Ja der lange Henning. Unser alter Kriegsdienstverweigerer, Pazifist, Bürgermeister. „So wächst man mit dem Amt,“ hat Stabsbootmann Reiner H. Lohse analysiert. Gestern traf sich Henning Scherf mit Funktionären des Deutschen Bundeswehr-Verbandes, Landesverband Niedersachsen/Bremen. Der Bundeswehr-Verband ist so etwas wie der Beamtenbund für Soldaten, oder besser: die Soldaten-Lobby. Die Soldaten waren schwer beeindruckt vom Bürgermeister: Eineinhalb Stunden Gespräch über Gott und die Bundeswehr, doll war das! Und keinerlei „Soldaten-sind-Mörder“-Button am Revers; dafür jede Menge Verständnis und das Top-Angebot, daß er weiter ansprechbar ist für die Sorgen der Soldaten. „Respekt! Bei der Biographie!“ bekundete Hauptmann Helmut Meyer, ehrenamtlicher Landesvorsitzender, im Hauptberuf im „Zentrum für Nachwuchsgewinnung Nord“ in Hannover tätig.
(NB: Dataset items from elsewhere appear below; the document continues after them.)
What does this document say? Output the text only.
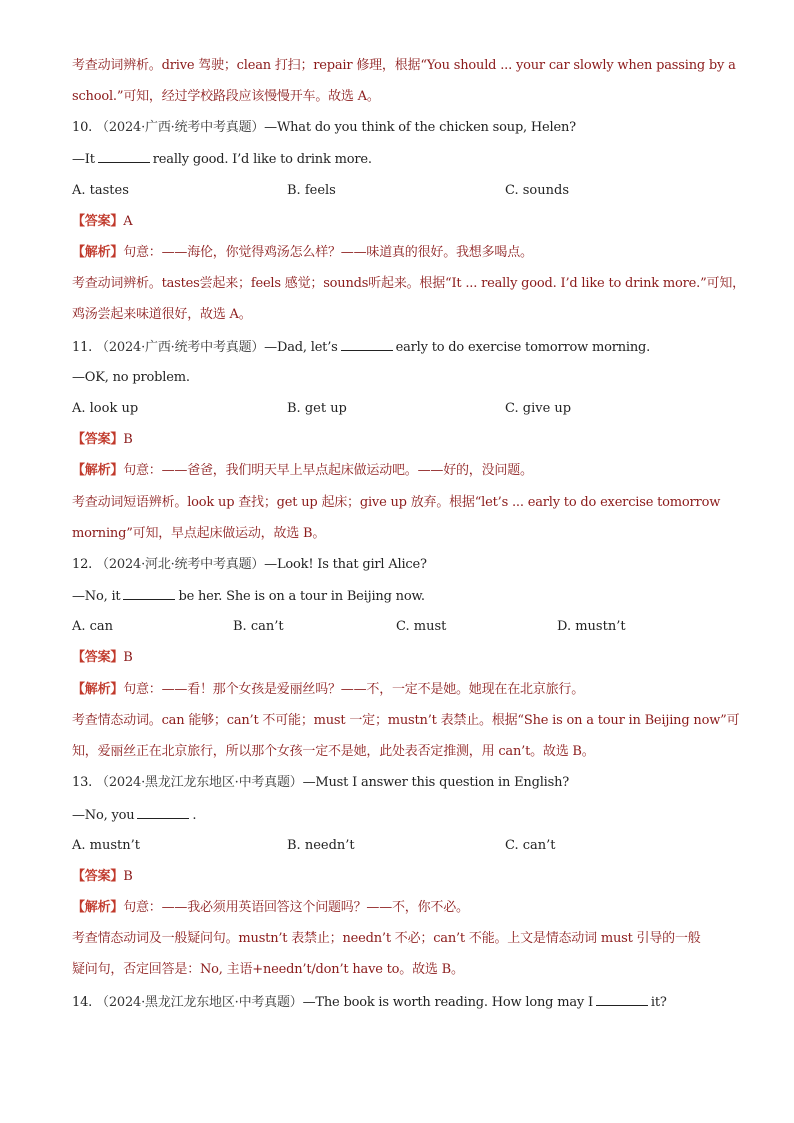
考查动词辨析。drive 驾驶；clean 打扫；repair 修理，根据“You should ... your car slowly when passing by a
school.”可知，经过学校路段应该慢慢开车。故选 A。
10. （2024·广西·统考中考真题）—What do you think of the chicken soup, Helen?
—It	really good. I’d like to drink more.
A. tastes	B. feels	C. sounds
【答案】A
【解析】句意：——海伦，你觉得鸡汤怎么样？——味道真的很好。我想多喝点。
考查动词辨析。tastes尝起来；feels 感觉；sounds听起来。根据“It ... really good. I’d like to drink more.”可知，
鸡汤尝起来味道很好，故选 A。
11. （2024·广西·统考中考真题）—Dad, let’s	early to do exercise tomorrow morning.
—OK, no problem.
A. look up	B. get up	C. give up
【答案】B
【解析】句意：——爸爸，我们明天早上早点起床做运动吧。——好的，没问题。
考查动词短语辨析。look up 查找；get up 起床；give up 放弃。根据“let’s ... early to do exercise tomorrow
morning”可知，早点起床做运动，故选 B。
12. （2024·河北·统考中考真题）—Look! Is that girl Alice?
—No, it	be her. She is on a tour in Beijing now.
A. can	B. can’t	C. must	D. mustn’t
【答案】B
【解析】句意：——看！那个女孩是爱丽丝吗？——不，一定不是她。她现在在北京旅行。
考查情态动词。can 能够；can’t 不可能；must 一定；mustn’t 表禁止。根据“She is on a tour in Beijing now”可
知，爱丽丝正在北京旅行，所以那个女孩一定不是她，此处表否定推测，用 can’t。故选 B。
13. （2024·黑龙江龙东地区·中考真题）—Must I answer this question in English?
—No, you	.
A. mustn’t	B. needn’t	C. can’t
【答案】B
【解析】句意：——我必须用英语回答这个问题吗？——不，你不必。
考查情态动词及一般疑问句。mustn’t 表禁止；needn’t 不必；can’t 不能。上文是情态动词 must 引导的一般
疑问句，否定回答是：No, 主语+needn’t/don’t have to。故选 B。
14. （2024·黑龙江龙东地区·中考真题）—The book is worth reading. How long may I	it?
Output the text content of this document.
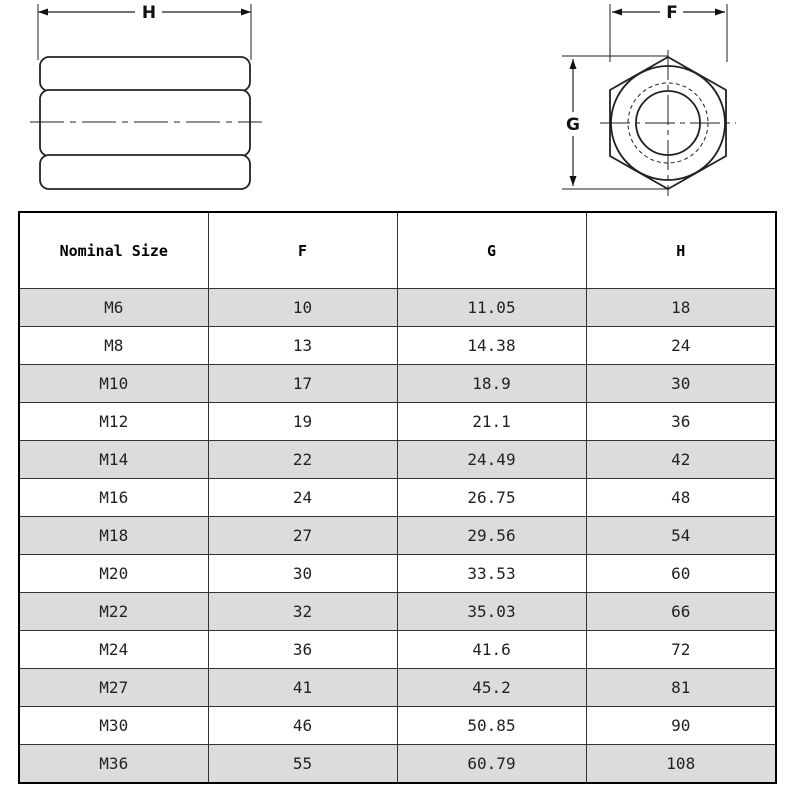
H	F
G
Nominal Size	F	G	H
M6	10	11.05	18
M8	13	14.38	24
M10	17	18.9	30
M12	19	21.1	36
M14	22	24.49	42
M16	24	26.75	48
M18	27	29.56	54
M20	30	33.53	60
M22	32	35.03	66
M24	36	41.6	72
M27	41	45.2	81
M30	46	50.85	90
M36	55	60.79	108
Der Bundeswehr-Verband ist keine Gewerkschaft. Schon weil Soldaten nicht streiken dürfen. Das hat den Vorteil, daß keine Streickasse zu füllen ist. Darum sind die Mitgliedsbeiträge, aus denen allein sich der Verein finanziert, niedrig. Die 40.000 organisierten Wehrpflichtigen zahlen einmalig 20 Mark, alle anderen Mitglieder, insgesamt eine Viertel Million (!), sind mit neun Mark im Monat dabei. Sie dürfen mit einer Alterssicherung rechnen oder auch mit Rechtsschutz in den üblichen Fällen (Kameradendiebstahl, Beihilfestreitereien etc.). Und noch etwas erwartet sie: eine Vertretung ihrer „ideelen Interessen“.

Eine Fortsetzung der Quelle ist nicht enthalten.